A transcript of the broadcast, obtained Friday from a Western embassy that monitors the radio, said the decision was based on ''requirements'' of the December 1975 communist revolution and Souphanouvong's ''proposals on his physical condition.''
Souphanouvong, the only president communist Laos has had, is 74 and has been ill with high blood pressure, said a senior official at the Laotian Embassy, who spoke on condition of anonymity.
He was treated in Moscow for more than a month after he fell ill while attending the September summit in Zimbabwe of nations that profess non- alignment, the source said.
In the broadcast Thursday, the official radio said Phoumi Vongvichit, a member of the Pathet Lao Communist Party Politburo and a vice chairman of the council of ministers, was appointed acting president.
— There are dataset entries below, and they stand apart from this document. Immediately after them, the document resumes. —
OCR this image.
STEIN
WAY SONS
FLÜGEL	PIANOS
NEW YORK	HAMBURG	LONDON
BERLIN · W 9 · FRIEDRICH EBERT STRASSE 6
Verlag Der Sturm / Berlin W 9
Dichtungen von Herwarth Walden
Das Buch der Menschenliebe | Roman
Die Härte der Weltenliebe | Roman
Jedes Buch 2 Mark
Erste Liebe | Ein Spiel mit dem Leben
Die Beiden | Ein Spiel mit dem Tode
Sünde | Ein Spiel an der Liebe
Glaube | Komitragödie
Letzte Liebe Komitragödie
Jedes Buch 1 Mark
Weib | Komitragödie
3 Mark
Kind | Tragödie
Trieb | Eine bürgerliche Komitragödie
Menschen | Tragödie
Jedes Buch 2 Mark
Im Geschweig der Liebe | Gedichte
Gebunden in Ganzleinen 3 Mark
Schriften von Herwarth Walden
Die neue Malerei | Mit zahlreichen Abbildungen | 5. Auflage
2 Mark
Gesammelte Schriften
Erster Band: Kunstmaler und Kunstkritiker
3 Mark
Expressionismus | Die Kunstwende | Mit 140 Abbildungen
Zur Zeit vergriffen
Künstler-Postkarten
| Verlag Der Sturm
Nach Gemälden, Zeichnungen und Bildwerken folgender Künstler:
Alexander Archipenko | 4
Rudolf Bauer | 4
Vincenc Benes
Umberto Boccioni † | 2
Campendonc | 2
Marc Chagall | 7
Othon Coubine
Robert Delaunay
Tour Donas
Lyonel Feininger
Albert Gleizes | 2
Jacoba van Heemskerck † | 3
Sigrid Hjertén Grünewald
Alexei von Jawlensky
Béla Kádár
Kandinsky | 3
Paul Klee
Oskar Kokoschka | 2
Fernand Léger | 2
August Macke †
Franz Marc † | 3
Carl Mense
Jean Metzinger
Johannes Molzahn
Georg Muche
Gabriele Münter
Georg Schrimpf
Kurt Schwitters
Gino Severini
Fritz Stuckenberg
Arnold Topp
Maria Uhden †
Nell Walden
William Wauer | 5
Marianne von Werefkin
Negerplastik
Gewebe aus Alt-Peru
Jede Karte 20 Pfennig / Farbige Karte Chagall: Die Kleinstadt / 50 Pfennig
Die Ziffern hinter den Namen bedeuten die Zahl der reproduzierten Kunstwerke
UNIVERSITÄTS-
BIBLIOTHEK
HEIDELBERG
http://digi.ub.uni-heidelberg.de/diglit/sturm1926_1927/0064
It did not say when a permanent occupant of the largely ceremonial post would be named.
The radio did not way whether Souphanouvong would keep his membership on the powerful Politburo.
Despite his prominence, Souphanouvong is thought never to have exercised power approaching that of Kaysone Phomvihane, party secretary-general and prime minister of the impoverished, landlocked nation of 3.6 million people.
Prince Souphanouvong renounced his title and became the first head of state when the Pathet Lao took control, forced the king to abdicate and declared Laos a republic in 1975. It became a close ally of Vietnam and the Soviet Union.
He was born in the royal capital of Luang Prabang in 1912, the 20th and youngest son of Prince Boun Khong, the ruling viceroy.
Souphanouvong and his half-brother Souvanna Phouma emerged as leaders, the one opting for revolution and the other for a gradual approach to independence from France.
When the French returned to Laos after World War II and granted limited autonomy, Souphanouvong belonged to the Lao Issara (Free Laos) movement that generally was prepared to work with the colonial master.
His ties with Vietnamese Communist leader Ho Chi Minh alarmed more moderate nationalists, however, and Free Laos expelled him in May 1949.
The prince returned to the hills, where he had organized guerrilla raids on French garrisons, and in 1950 helped found the Pathet Lao, or Lao Nation. It joined forces with the Vietnamese against the French.
Pathet Lao forces became increasingly strong in northeastern Laos from 1950-54, when the Geneva conference ended the first Indochina war.
Souvanna Phouma became prime minister, but when the 1958 elections showed significant support for the Pathet Lao, the right wing overthrew him and jailed Souphanouvong for 15 months. Souphanouvong escaped. A civil war ensued and Souvanna Phouma formed a new government in 1962 including the Pathet Lao, moderate and right-wing forces, but the fragile coalition was shattered by the widening war in Vietnam.
Vietnamese communists, seeking to protect the Ho Chi Minh supply trail running through eastern Laos, supported the Pathet Lao and the Americans aided the goverment. Souvanna Phouma authorized U.S. air strikes on Pathet Lao positions in 1964.
Another coalition government was formed in 1974 but the Pathet Lao ousted the rightists and seized full control in December 1975, eight months after the communist victories in Cambodia and Vietnam.
Souvanna Phouma died in Vientiane, capital of Laos, in 1984.